“Good,” I say.
Leo is quiet beside me — present without filling the room, which is new, which is its own thing. He catches me looking and tips his head slightly.
I lean into him more fully. He pulls me closer and I close my eyes and feel the four of us.
RJ’s name sitting in the room. Unspoken. Loud.
“I’m working on coming back,” I say. “All the way.”
Jake’s hand closes around mine and stays there.
“I know,” Leo says quietly.
Jim doesn’t say anything, but something in his bond reaches warmer.
I let myself have this.
The room. The heat. The weight of Leo’s hand at my waist. Jake’s shoulder against mine. Jim’s quiet gaze when I open my eyes. The particular peace of being held in multiple directions at once by people who already know the worst things about me and are still here.
Leo shifts beside me and his hand slides from my waist to the side of my neck.
“You smell different,” he says.
I glance up at him. “That a complaint.”
“Not even a little.” His mouth pulls. “Just true.”
“Different good or different suspicious.”
“Different mine,” he says.
Jake makes a sound beside me that might be a laugh.
I look at him. “You’ve got something to add.”

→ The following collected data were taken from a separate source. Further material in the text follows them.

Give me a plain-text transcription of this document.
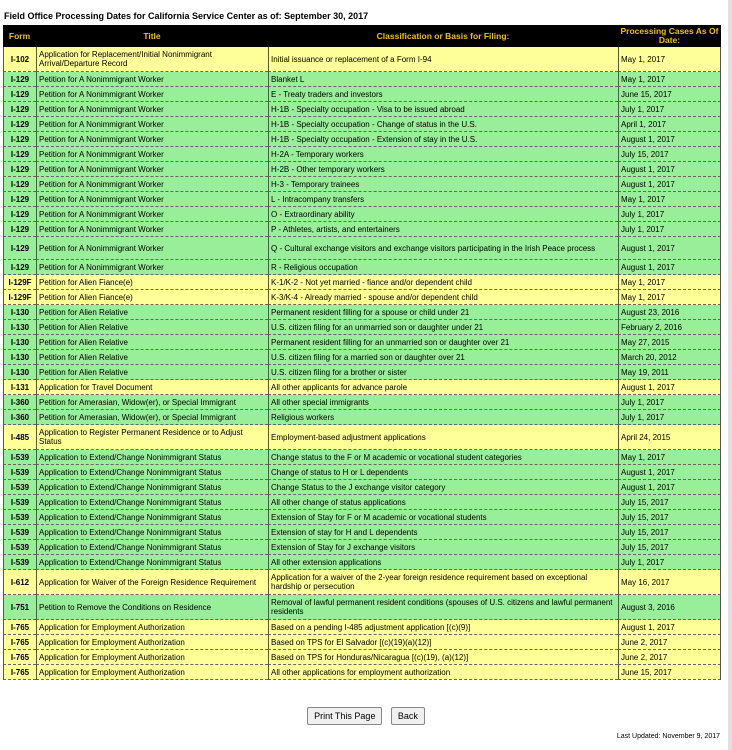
Field Office Processing Dates for California Service Center as of: September 30, 2017
Form	Title	Classification or Basis for Filing:	Processing Cases As Of Date:
I-102	Application for Replacement/Initial Nonimmigrant Arrival/Departure Record	Initial issuance or replacement of a Form I-94	May 1, 2017
I-129	Petition for A Nonimmigrant Worker	Blanket L	May 1, 2017
I-129	Petition for A Nonimmigrant Worker	E - Treaty traders and investors	June 15, 2017
I-129	Petition for A Nonimmigrant Worker	H-1B - Specialty occupation - Visa to be issued abroad	July 1, 2017
I-129	Petition for A Nonimmigrant Worker	H-1B - Specialty occupation - Change of status in the U.S.	April 1, 2017
I-129	Petition for A Nonimmigrant Worker	H-1B - Specialty occupation - Extension of stay in the U.S.	August 1, 2017
I-129	Petition for A Nonimmigrant Worker	H-2A - Temporary workers	July 15, 2017
I-129	Petition for A Nonimmigrant Worker	H-2B - Other temporary workers	August 1, 2017
I-129	Petition for A Nonimmigrant Worker	H-3 - Temporary trainees	August 1, 2017
I-129	Petition for A Nonimmigrant Worker	L - Intracompany transfers	May 1, 2017
I-129	Petition for A Nonimmigrant Worker	O - Extraordinary ability	July 1, 2017
I-129	Petition for A Nonimmigrant Worker	P - Athletes, artists, and entertainers	July 1, 2017
I-129	Petition for A Nonimmigrant Worker	Q - Cultural exchange visitors and exchange visitors participating in the Irish Peace process	August 1, 2017
I-129	Petition for A Nonimmigrant Worker	R - Religious occupation	August 1, 2017
I-129F	Petition for Alien Fiance(e)	K-1/K-2 - Not yet married - fiance and/or dependent child	May 1, 2017
I-129F	Petition for Alien Fiance(e)	K-3/K-4 - Already married - spouse and/or dependent child	May 1, 2017
I-130	Petition for Alien Relative	Permanent resident filling for a spouse or child under 21	August 23, 2016
I-130	Petition for Alien Relative	U.S. citizen filing for an unmarried son or daughter under 21	February 2, 2016
I-130	Petition for Alien Relative	Permanent resident filling for an unmarried son or daughter over 21	May 27, 2015
I-130	Petition for Alien Relative	U.S. citizen filing for a married son or daughter over 21	March 20, 2012
I-130	Petition for Alien Relative	U.S. citizen filing for a brother or sister	May 19, 2011
I-131	Application for Travel Document	All other applicants for advance parole	August 1, 2017
I-360	Petition for Amerasian, Widow(er), or Special Immigrant	All other special immigrants	July 1, 2017
I-360	Petition for Amerasian, Widow(er), or Special Immigrant	Religious workers	July 1, 2017
I-485	Application to Register Permanent Residence or to Adjust Status	Employment-based adjustment applications	April 24, 2015
I-539	Application to Extend/Change Nonimmigrant Status	Change status to the F or M academic or vocational student categories	May 1, 2017
I-539	Application to Extend/Change Nonimmigrant Status	Change of status to H or L dependents	August 1, 2017
I-539	Application to Extend/Change Nonimmigrant Status	Change Status to the J exchange visitor category	August 1, 2017
I-539	Application to Extend/Change Nonimmigrant Status	All other change of status applications	July 15, 2017
I-539	Application to Extend/Change Nonimmigrant Status	Extension of Stay for F or M academic or vocational students	July 15, 2017
I-539	Application to Extend/Change Nonimmigrant Status	Extension of stay for H and L dependents	July 15, 2017
I-539	Application to Extend/Change Nonimmigrant Status	Extension of Stay for J exchange visitors	July 15, 2017
I-539	Application to Extend/Change Nonimmigrant Status	All other extension applications	July 1, 2017
I-612	Application for Waiver of the Foreign Residence Requirement	Application for a waiver of the 2-year foreign residence requirement based on exceptional hardship or persecution	May 16, 2017
I-751	Petition to Remove the Conditions on Residence	Removal of lawful permanent resident conditions (spouses of U.S. citizens and lawful permanent residents	August 3, 2016
I-765	Application for Employment Authorization	Based on a pending I-485 adjustment application [(c)(9)]	August 1, 2017
I-765	Application for Employment Authorization	Based on TPS for El Salvador [(c)(19)(a)(12)]	June 2, 2017
I-765	Application for Employment Authorization	Based on TPS for Honduras/Nicaragua [(c)(19), (a)(12)]	June 2, 2017
I-765	Application for Employment Authorization	All other applications for employment authorization	June 15, 2017
Print This Page Back
Last Updated: November 9, 2017
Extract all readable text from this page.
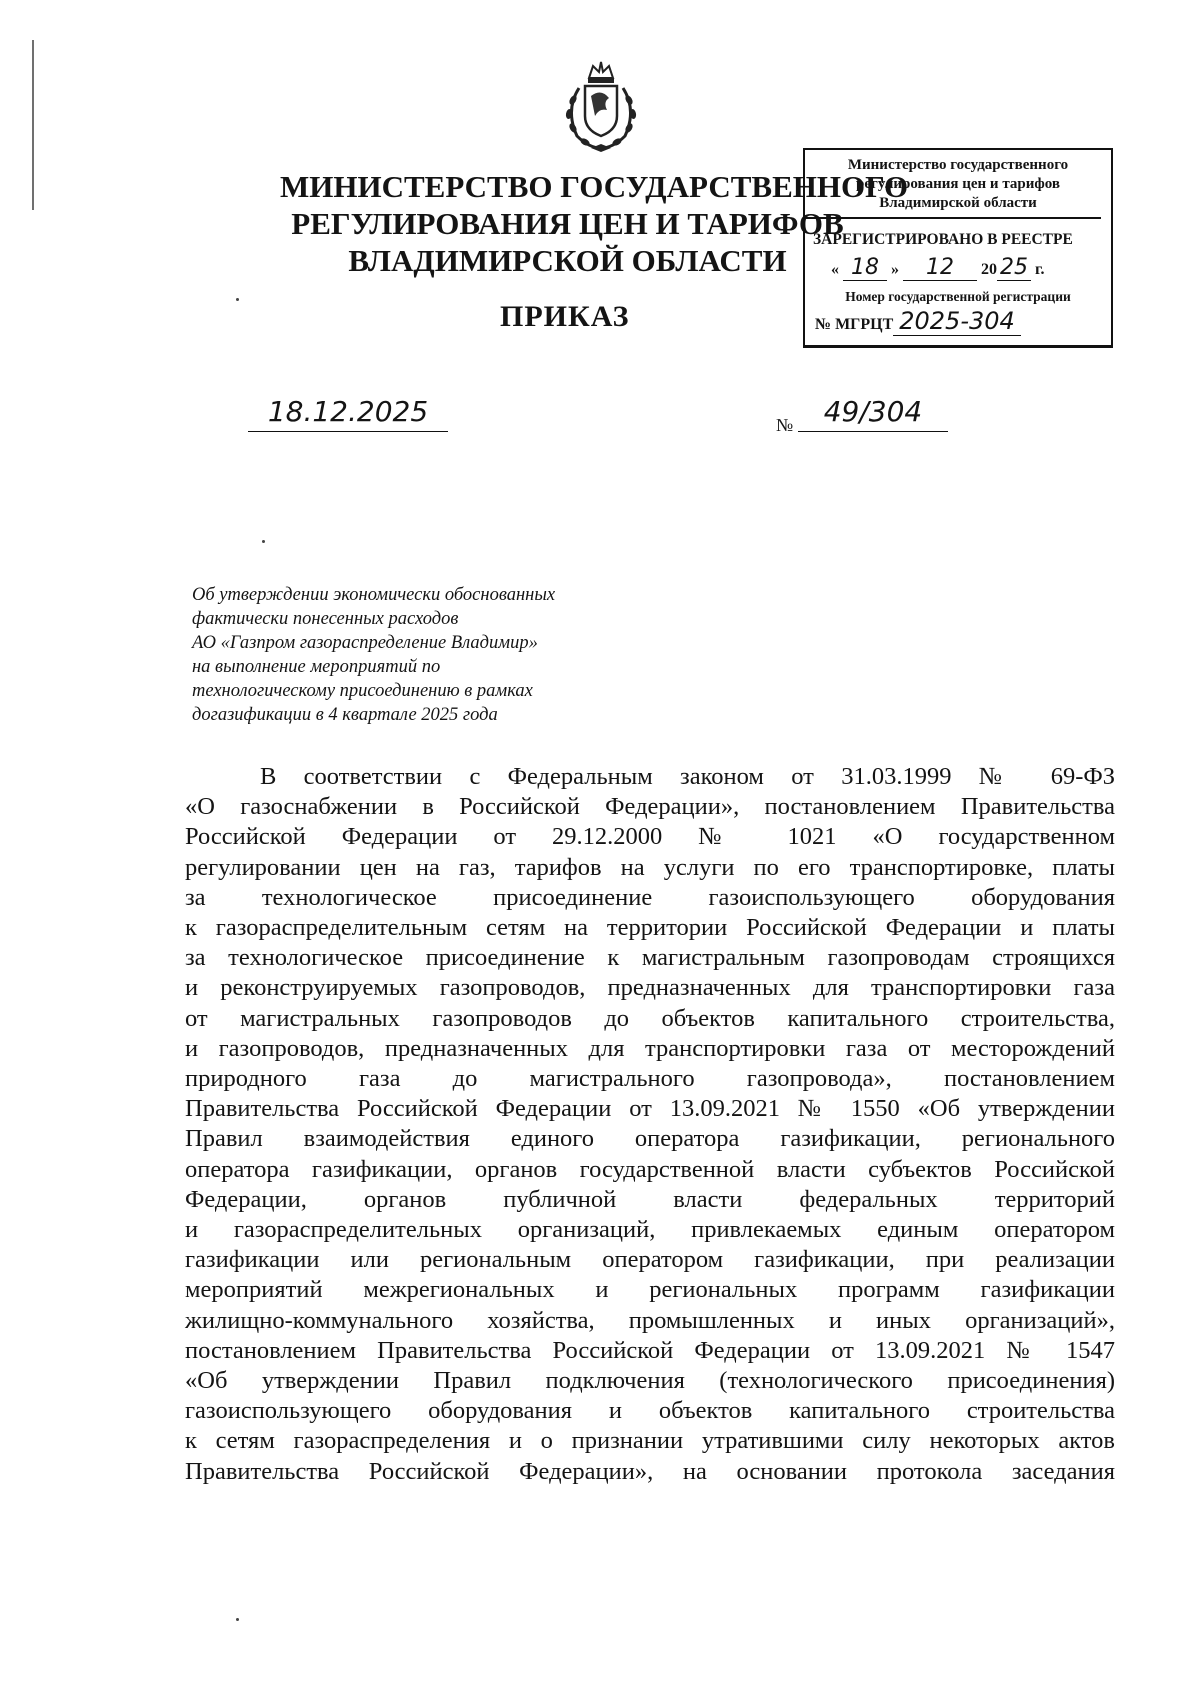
МИНИСТЕРСТВО ГОСУДАРСТВЕННОГО
РЕГУЛИРОВАНИЯ ЦЕН И ТАРИФОВ
ВЛАДИМИРСКОЙ ОБЛАСТИ
ПРИКАЗ
Министерство государственного
регулирования цен и тарифов
Владимирской области
ЗАРЕГИСТРИРОВАНО В РЕЕСТРЕ
« 18 » 12 20 25 г.
Номер государственной регистрации
№ МГРЦТ 2025-304
18.12.2025	№	49/304
Об утверждении экономически обоснованных
фактически понесенных расходов
АО «Газпром газораспределение Владимир»
на выполнение мероприятий по
технологическому присоединению в рамках
догазификации в 4 квартале 2025 года
В соответствии с Федеральным законом от 31.03.1999 № 69-ФЗ
«О газоснабжении в Российской Федерации», постановлением Правительства
Российской Федерации от 29.12.2000 № 1021 «О государственном
регулировании цен на газ, тарифов на услуги по его транспортировке, платы
за технологическое присоединение газоиспользующего оборудования
к газораспределительным сетям на территории Российской Федерации и платы
за технологическое присоединение к магистральным газопроводам строящихся
и реконструируемых газопроводов, предназначенных для транспортировки газа
от магистральных газопроводов до объектов капитального строительства,
и газопроводов, предназначенных для транспортировки газа от месторождений
природного газа до магистрального газопровода», постановлением
Правительства Российской Федерации от 13.09.2021 № 1550 «Об утверждении
Правил взаимодействия единого оператора газификации, регионального
оператора газификации, органов государственной власти субъектов Российской
Федерации, органов публичной власти федеральных территорий
и газораспределительных организаций, привлекаемых единым оператором
газификации или региональным оператором газификации, при реализации
мероприятий межрегиональных и региональных программ газификации
жилищно-коммунального хозяйства, промышленных и иных организаций»,
постановлением Правительства Российской Федерации от 13.09.2021 № 1547
«Об утверждении Правил подключения (технологического присоединения)
газоиспользующего оборудования и объектов капитального строительства
к сетям газораспределения и о признании утратившими силу некоторых актов
Правительства Российской Федерации», на основании протокола заседания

“You came back in black jeans and boots like you’re about to ruin somebody’s life,” Jake says. “I’m adjusting.”
Jim’s mouth twitches.
Leo looks down at me. “He’s not wrong.”
“I wore clothes,” I say.
“You wore a warning,” Leo says.
Jake’s fingers tighten once around mine, amused now instead of careful. “And if you think we didn’t all feel it through the bond the second you walked back in here, you’re out of your mind.”
I look between them.
Jim finally says, “You feel… sharper.”
The room goes quiet again, but easier this time.
Sharper.
Leo’s thumb drags once, slow, at the side of my neck. “You do.”
“I ‘m not sure how long Dalton will be meeting with Gavin.”